Ruído de call center pode resultar em perda auditiva a trabalhadores da CTIS

Fonte: http://www.prt10.mpt.mp.br/ (publicada em 18/05/2017)


A CTIS Tecnologia S.A. foi processada pelo Ministério Público do Trabalho no Distrito Federal (MPT-DF) e condenada pela Justiça do Trabalho. Em investigação promovida pelo órgão ministerial, a empresa foi notificada a esclarecer o fato de que exames de audiometrias de empregados aparecerem com resultados anormais, o que pode indicar perda de audição irreversível.

O laudo pericial que recomendou os esclarecimentos, além de a realização de uma avaliação quantitativa do ruído foi entregue à empresa em dezembro de 2015. Em março de 2016, a CTIS apresentou documentos que não esclareceram as questões destacadas.

O procurador Breno da Silva Maia Filho explica que, diante da inércia da empresa, foi preciso buscar a Justiça. “É evidente a recusa da empresa em adequar voluntariamente sua conduta aos ditames legais, colocando em risco a saúde pelo descumprimento de normas relativas à saúde e segurança do trabalhador”.

Em sua Sentença, o juiz do Trabalho Luiz Henrique Marques da Rocha, da 21ª Vara do Trabalho de Brasília, conclui que foi dada a chance para apresentar ao MPT e também à Justiça do Trabalho, a comprovação de que os trabalhadores da Sede em Brasília, no Venâncio 2000, não são prejudicados pelo ruído no trabalho. “Derradeira oportunidade foi concedida por este Juízo, porém, ainda assim, a ré não se desonerou do ônus probatório”.

O magistrado complementa “que não foi cumprida a determinação judicial quanto ao esclarecimento acerca do ‘Parecer Técnico Audiológico’ e da ‘Avaliação de Ruído Ocupacional”.

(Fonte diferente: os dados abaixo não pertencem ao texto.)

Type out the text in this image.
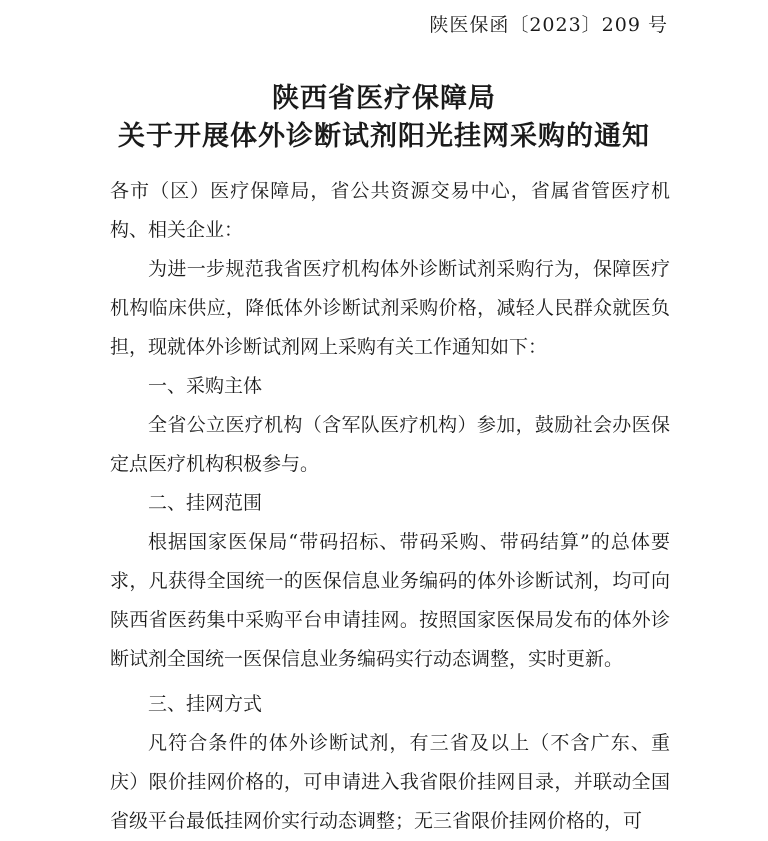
陕医保函〔2023〕209 号
陕西省医疗保障局
关于开展体外诊断试剂阳光挂网采购的通知

各市（区）医疗保障局，省公共资源交易中心，省属省管医疗机构、相关企业：

为进一步规范我省医疗机构体外诊断试剂采购行为，保障医疗机构临床供应，降低体外诊断试剂采购价格，减轻人民群众就医负担，现就体外诊断试剂网上采购有关工作通知如下：

一、采购主体

全省公立医疗机构（含军队医疗机构）参加，鼓励社会办医保定点医疗机构积极参与。

二、挂网范围

根据国家医保局“带码招标、带码采购、带码结算”的总体要求，凡获得全国统一的医保信息业务编码的体外诊断试剂，均可向陕西省医药集中采购平台申请挂网。按照国家医保局发布的体外诊断试剂全国统一医保信息业务编码实行动态调整，实时更新。

三、挂网方式

凡符合条件的体外诊断试剂，有三省及以上（不含广东、重庆）限价挂网价格的，可申请进入我省限价挂网目录，并联动全国省级平台最低挂网价实行动态调整；无三省限价挂网价格的，可
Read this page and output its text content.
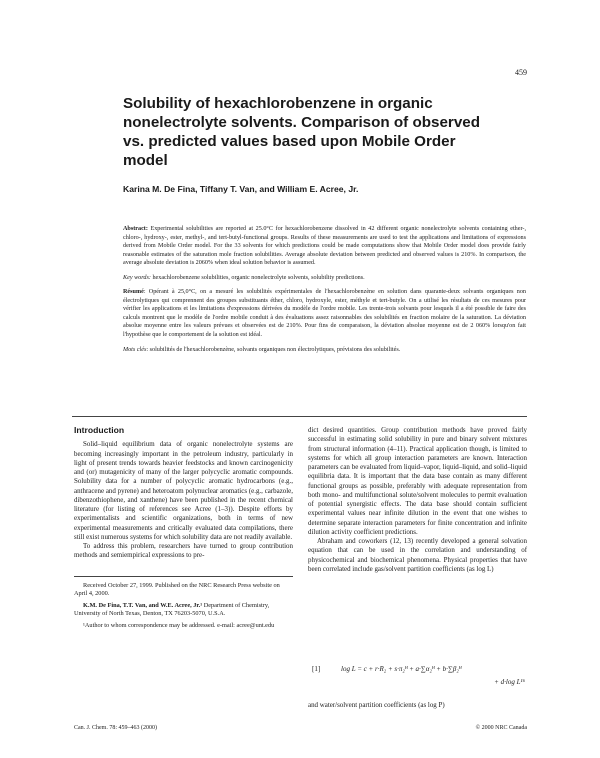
459
Solubility of hexachlorobenzene in organic nonelectrolyte solvents. Comparison of observed vs. predicted values based upon Mobile Order model

Karina M. De Fina, Tiffany T. Van, and William E. Acree, Jr.

Abstract: Experimental solubilities are reported at 25.0°C for hexachlorobenzene dissolved in 42 different organic nonelectrolyte solvents containing ether-, chloro-, hydroxy-, ester, methyl-, and tert-butyl-functional groups. Results of these measurements are used to test the applications and limitations of expressions derived from Mobile Order model. For the 33 solvents for which predictions could be made computations show that Mobile Order model does provide fairly reasonable estimates of the saturation mole fraction solubilities. Average absolute deviation between predicted and observed values is 210%. In comparison, the average absolute deviation is 2060% when ideal solution behavior is assumed.

Key words: hexachlorobenzene solubilities, organic nonelectrolyte solvents, solubility predictions.

Résumé: Opérant à 25,0°C, on a mesuré les solubilités expérimentales de l'hexachlorobenzène en solution dans quarante-deux solvants organiques non électrolytiques qui comprennent des groupes substituants éther, chloro, hydroxyle, ester, méthyle et tert-butyle. On a utilisé les résultats de ces mesures pour vérifier les applications et les limitations d'expressions dérivées du modèle de l'ordre mobile. Les trente-trois solvants pour lesquels il a été possible de faire des calculs montrent que le modèle de l'ordre mobile conduit à des évaluations assez raisonnables des solubilités en fraction molaire de la saturation. La déviation absolue moyenne entre les valeurs prévues et observées est de 210%. Pour fins de comparaison, la déviation absolue moyenne est de 2 060% lorsqu'on fait l'hypothèse que le comportement de la solution est idéal.

Mots clés: solubilités de l'hexachlorobenzène, solvants organiques non électrolytiques, prévisions des solubilités.

Introduction

Solid–liquid equilibrium data of organic nonelectrolyte systems are becoming increasingly important in the petroleum industry, particularly in light of present trends towards heavier feedstocks and known carcinogenicity and (or) mutagenicity of many of the larger polycyclic aromatic compounds. Solubility data for a number of polycyclic aromatic hydrocarbons (e.g., anthracene and pyrene) and heteroatom polynuclear aromatics (e.g., carbazole, dibenzothiophene, and xanthene) have been published in the recent chemical literature (for listing of references see Acree (1–3)). Despite efforts by experimentalists and scientific organizations, both in terms of new experimental measurements and critically evaluated data compilations, there still exist numerous systems for which solubility data are not readily available.

To address this problem, researchers have turned to group contribution methods and semiempirical expressions to pre-

Received October 27, 1999. Published on the NRC Research Press website on April 4, 2000.

K.M. De Fina, T.T. Van, and W.E. Acree, Jr.¹ Department of Chemistry, University of North Texas, Denton, TX 76203-5070, U.S.A.

¹Author to whom correspondence may be addressed. e-mail: acree@unt.edu

dict desired quantities. Group contribution methods have proved fairly successful in estimating solid solubility in pure and binary solvent mixtures from structural information (4–11). Practical application though, is limited to systems for which all group interaction parameters are known. Interaction parameters can be evaluated from liquid–vapor, liquid–liquid, and solid–liquid equilibria data. It is important that the data base contain as many different functional groups as possible, preferably with adequate representation from both mono- and multifunctional solute/solvent molecules to permit evaluation of potential synergistic effects. The data base should contain sufficient experimental values near infinite dilution in the event that one wishes to determine separate interaction parameters for finite concentration and infinite dilution activity coefficient predictions.

Abraham and coworkers (12, 13) recently developed a general solvation equation that can be used in the correlation and understanding of physicochemical and biochemical phenomena. Physical properties that have been correlated include gas/solvent partition coefficients (as log L)

[1]	log L = c + r·R₂ + s·π₂ᴴ + a·∑α₂ᴴ + b·∑β₂ᴴ
+ d·log L¹⁶
and water/solvent partition coefficients (as log P)
Can. J. Chem. 78: 459–463 (2000)	© 2000 NRC Canada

Ele determinou que a CTIS deve, em 30 dias a contar do trânsito em julgado da Ação, elaborar e apresentar avaliação quantitativa de ruído do call center da empresa em Brasília; entregar Atestado de Saúde Ocupacional dos trabalhadores com audiometrias alteradas; e comprovar a realização das condutas preventivas. Caso descumpra as obrigações, há previsão de multa diária no valor de R$ 5 mil por item.

A título de dano moral coletivo, foi fixada indenização no valor de R$ 100 mil. Segundo o juiz Luiz Rocha, além de pedagógica, a sanção é justificada em razão da ré tentar ludibriar o MPT e iludir o Judiciário, “apresentando provas que nem sequer diziam respeito ao processo em exame”.